Quels soins reçoivent les myrtilliers ?

 

Le tableau en bas de page, résume le parcours cultural adopté pour l’entretien des vergers, et qui peut être rangé dans la catégorie « Permaculture ».

Il ne prétend pas vouloir convaincre que les « Myrtilles des Montagnes Noires » seraient gustativement meilleures que d’autres myrtilles biologiques, mais plutôt que vous puissiez être certain de savourer des baies, qui s’inscrivent totalement en équilibre, dans leur environnement :

En effet, être dans la mesure du possible le moins interventionniste possible, en évitant l’utilisation d’intrants extérieurs (même ceux autorisées en AB ), n’est pas comme si l’on adoptait des largesses d’action. Car œuvrer pour la prévention est le cœur d’une assurance de pérennité (p.e, TONTE : pour diminuer stock de larves / GESTION DE L’IRRIGATION : impacter la prolifération de la drosophile Suzukii / TAILLE : impacter la population de cochenille etc…)
Ainsi le verger sera entretenu toute l’année durant, avec le minimum de machinisme et le maximum de travail manuel.

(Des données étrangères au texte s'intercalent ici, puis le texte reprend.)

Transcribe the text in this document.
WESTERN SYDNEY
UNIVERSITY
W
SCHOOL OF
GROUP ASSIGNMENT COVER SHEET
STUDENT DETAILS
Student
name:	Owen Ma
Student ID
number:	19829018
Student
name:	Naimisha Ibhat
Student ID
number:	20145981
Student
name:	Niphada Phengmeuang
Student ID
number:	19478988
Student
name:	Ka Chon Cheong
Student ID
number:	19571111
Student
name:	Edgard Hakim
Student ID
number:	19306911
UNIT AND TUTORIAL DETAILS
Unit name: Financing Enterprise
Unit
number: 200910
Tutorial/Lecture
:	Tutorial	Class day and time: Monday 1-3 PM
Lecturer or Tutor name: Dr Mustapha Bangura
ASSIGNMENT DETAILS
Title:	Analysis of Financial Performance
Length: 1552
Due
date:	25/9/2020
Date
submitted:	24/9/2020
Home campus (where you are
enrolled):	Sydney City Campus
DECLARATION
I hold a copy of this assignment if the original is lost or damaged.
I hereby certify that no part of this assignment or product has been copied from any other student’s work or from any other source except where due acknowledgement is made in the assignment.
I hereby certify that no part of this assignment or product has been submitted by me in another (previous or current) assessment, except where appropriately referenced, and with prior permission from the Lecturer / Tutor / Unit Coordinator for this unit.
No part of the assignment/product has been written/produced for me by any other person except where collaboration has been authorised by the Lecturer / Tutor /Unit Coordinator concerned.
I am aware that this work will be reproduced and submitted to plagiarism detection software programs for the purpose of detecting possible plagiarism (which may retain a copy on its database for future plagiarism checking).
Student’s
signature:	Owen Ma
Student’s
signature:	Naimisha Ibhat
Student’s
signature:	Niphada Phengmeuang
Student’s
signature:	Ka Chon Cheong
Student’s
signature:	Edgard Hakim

A préciser, que devant l’enjeu des ressources fossiles et leur impact environnemental, chaque litre de carburant consommé pour l’entretien de l’enherbement ne sera jamais brûlé négligemment. Une justification en sera faite en récupérant systématiquement l’herbe de tonte comme paillage. Ainsi, il n’y aura jamais de tas d’herbe compostant en anaérobiose, oublié dans un coin caché de l’exploitation.

De plus, le bois jouxtant le verger, est l’habitat originel des auxiliaires, qui sont les compagnons naturels œuvrant pour la lutte intégrée. Ainsi, coccinelles, carabes, ou passereaux viendrons par exemple réguler les populations de larves (tenthrèdes) ou de chenilles (pyrales). Et je n’oublie pas les indispensables pollinisateurs, comme les abeilles. Elles apprécient ce périmètre qui offre un point d’eau rafraîchissant en été (deux ruisseaux parcourent le site d'exploitation).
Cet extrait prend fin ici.